The maker of the film "Oh Brother Where Art Thou?- has transformed the Odyssey of Ulysses into a film for many reasons, and with great effect. He took many things directly from the text and put them into his film without much alteration to show an obvious link between the two texts, some of these include names of characters, or the role that is played by certain characters. He also transforms many of the threats or monsters present in the text to be played out by more modern "monsters- and uses scenes from the text, although modified in his film. His transformation is modern enough, and brought into the real world enough that the transformations and the origin of the storyline are not obvious unless someone has read both the text and watched the film and is looking for connections.
Some of the more obvious transformations that the filmmaker uses are the names that are taken from the text and given to characters in the film. .

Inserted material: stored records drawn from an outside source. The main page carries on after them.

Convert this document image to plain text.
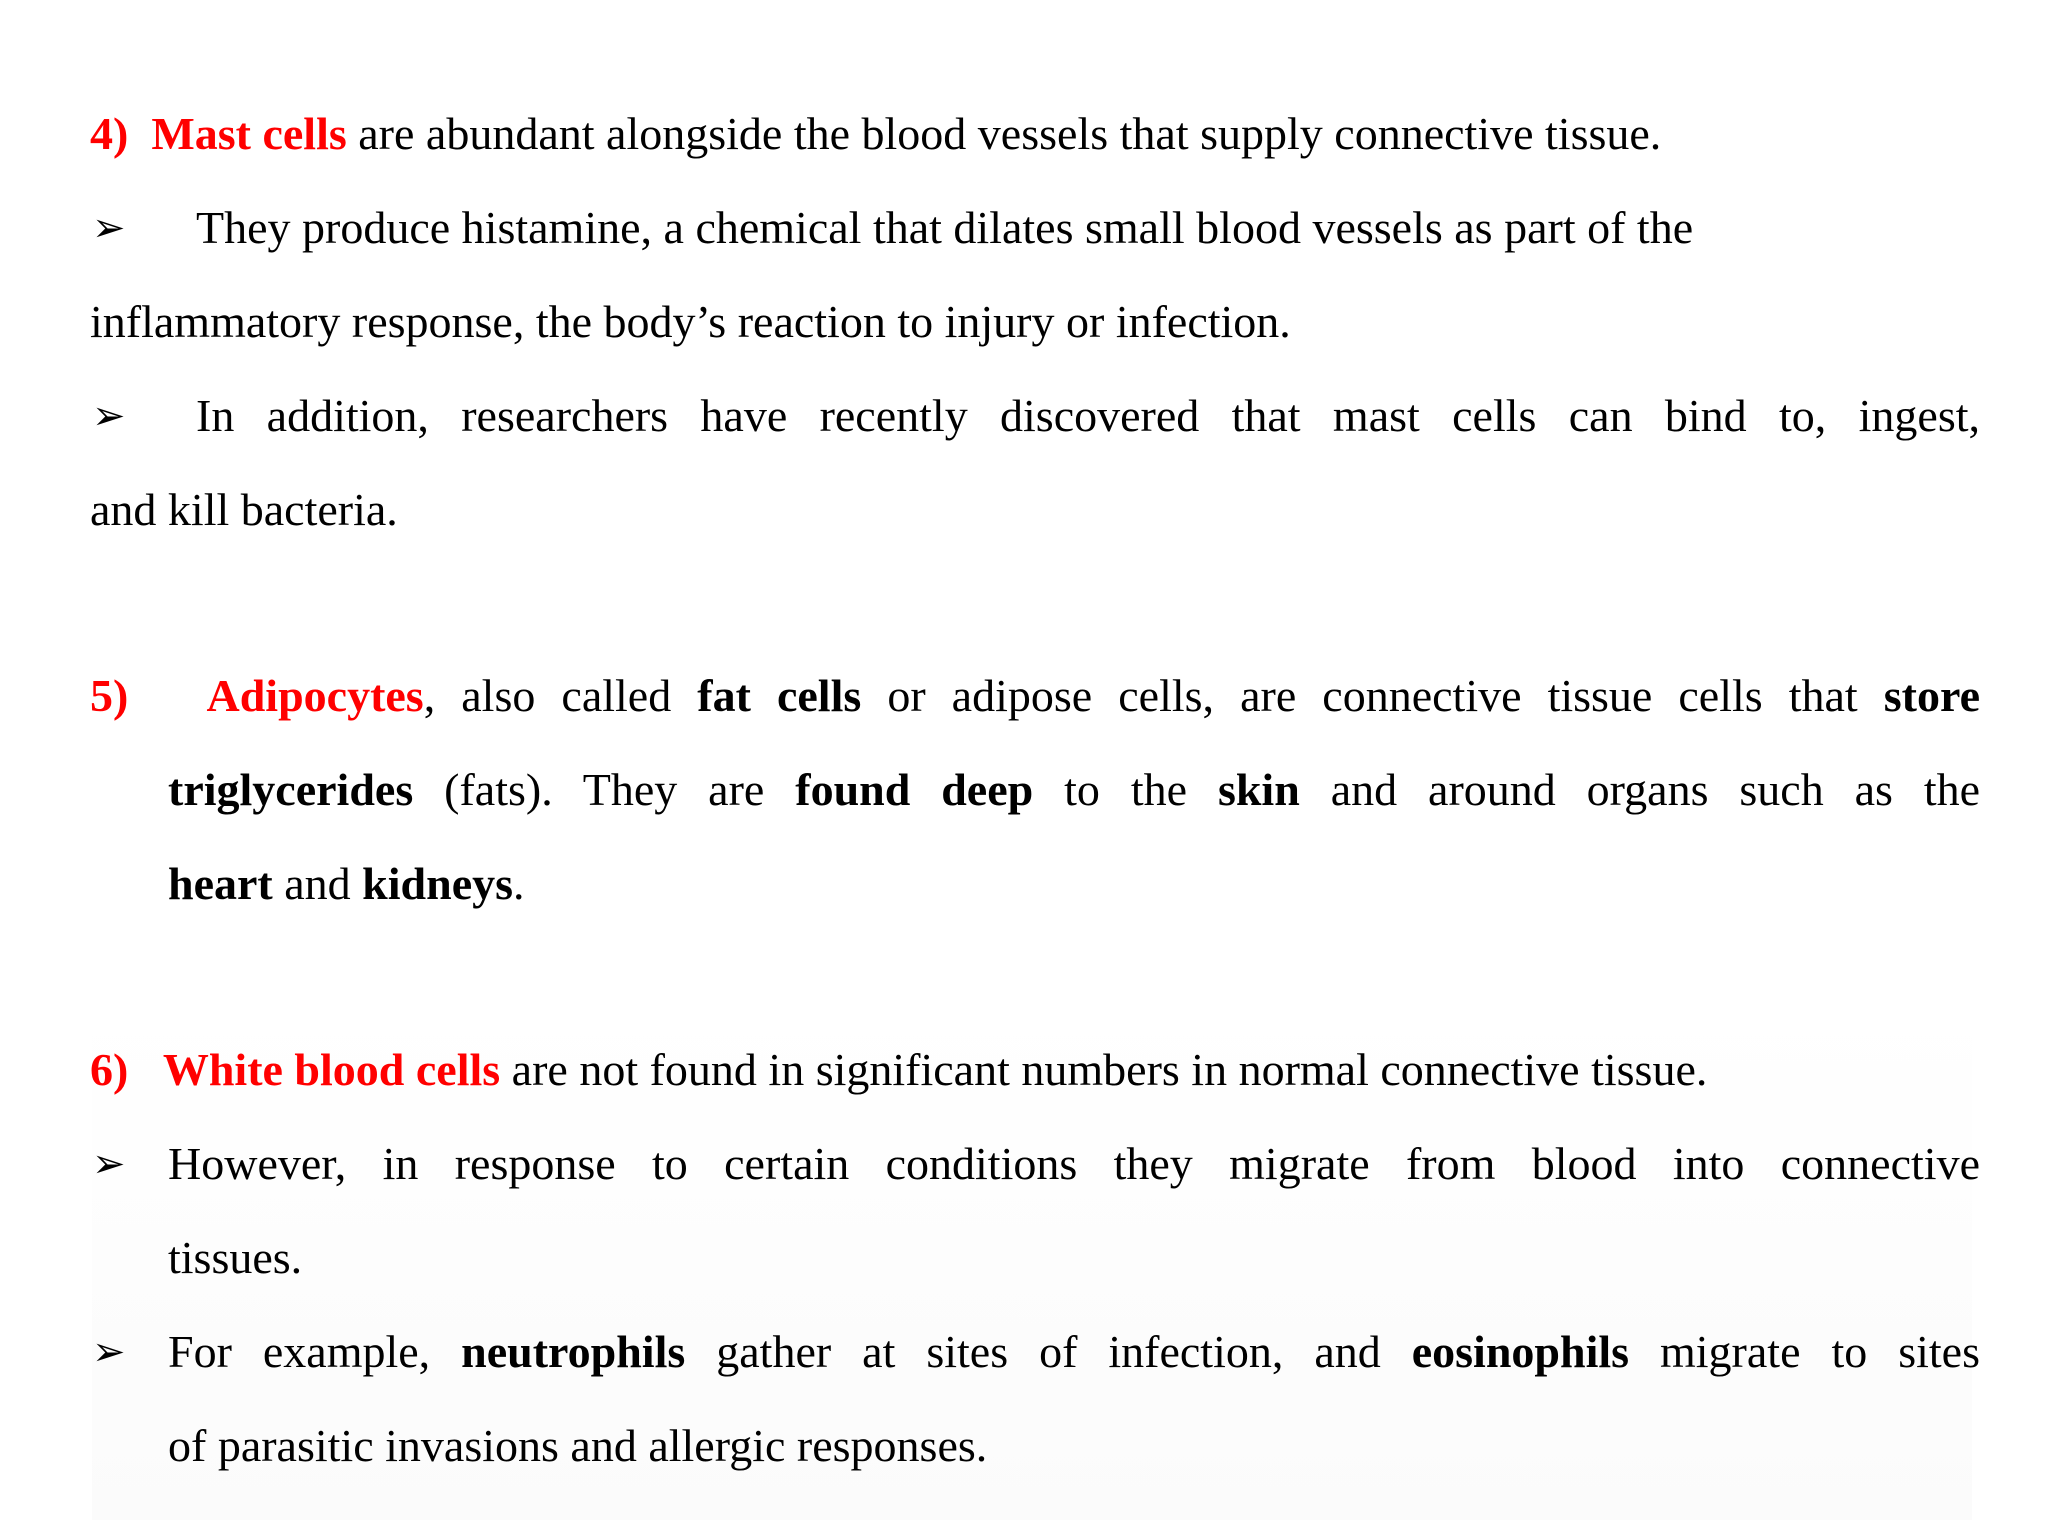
4) Mast cells are abundant alongside the blood vessels that supply connective tissue.
➢ They produce histamine, a chemical that dilates small blood vessels as part of the
inflammatory response, the body’s reaction to injury or infection.
➢ In addition, researchers have recently discovered that mast cells can bind to, ingest,
and kill bacteria.
5) Adipocytes, also called fat cells or adipose cells, are connective tissue cells that store
triglycerides (fats). They are found deep to the skin and around organs such as the
heart and kidneys.
6) White blood cells are not found in significant numbers in normal connective tissue.
➢ However, in response to certain conditions they migrate from blood into connective
tissues.
➢ For example, neutrophils gather at sites of infection, and eosinophils migrate to sites
of parasitic invasions and allergic responses.
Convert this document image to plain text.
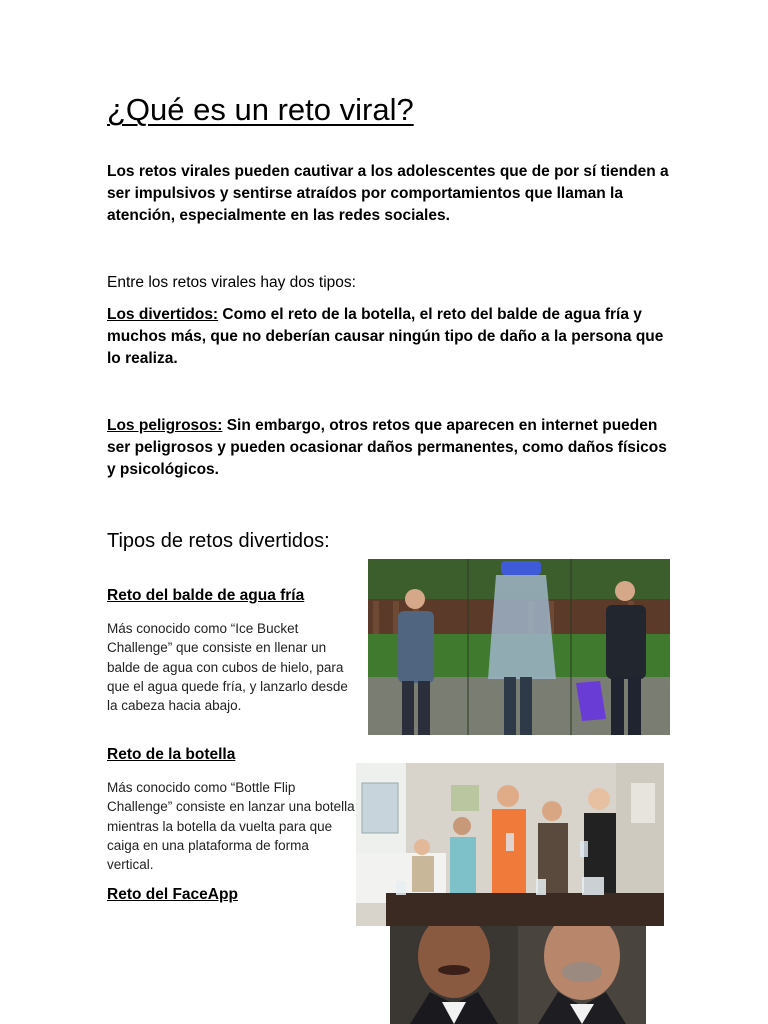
¿Qué es un reto viral?
Los retos virales pueden cautivar a los adolescentes que de por sí tienden a ser impulsivos y sentirse atraídos por comportamientos que llaman la atención, especialmente en las redes sociales.
Entre los retos virales hay dos tipos:
Los divertidos: Como el reto de la botella, el reto del balde de agua fría y muchos más, que no deberían causar ningún tipo de daño a la persona que lo realiza.
Los peligrosos: Sin embargo, otros retos que aparecen en internet pueden ser peligrosos y pueden ocasionar daños permanentes, como daños físicos y psicológicos.
Tipos de retos divertidos:
Reto del balde de agua fría
Más conocido como “Ice Bucket Challenge” que consiste en llenar un balde de agua con cubos de hielo, para que el agua quede fría, y lanzarlo desde la cabeza hacia abajo.
Reto de la botella
Más conocido como “Bottle Flip Challenge” consiste en lanzar una botella mientras la botella da vuelta para que caiga en una plataforma de forma vertical.
Reto del FaceApp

The main character in the text is Ulysses and while the main character in the film is usually referred to as Everett, his name is actually Ulysses Everett McGill. As well having the same name, Everett is given the same problem solving skills and, like Ulysses, he is very clever and good at getting out of bad situations. For example, Ulysses' plan is that which conquers Troy, and Everett hatches a plan to save the Negro guitar player from the Ku Klux Klan. .
Ulysses wife's name is Penelope, and the slightly altered name of Everett's wife is Penny. His son Telemachus is also replaced by 6 little girls, who, rather than helping him, have taken their mother's side, agreeing that she should marry her new suitor.
Pete and Delmar represent Ulysses' men in the film. Like the men in the text, they do a very good job of making Everett look even cleverer than he really is, as they aren't exactly the smartest men. Ulysses' men and Pete and Delmar are very similar. In the text, they are constantly doing something that lands them in trouble, for example, eating the goats, which gets them in trouble with Polyphemus.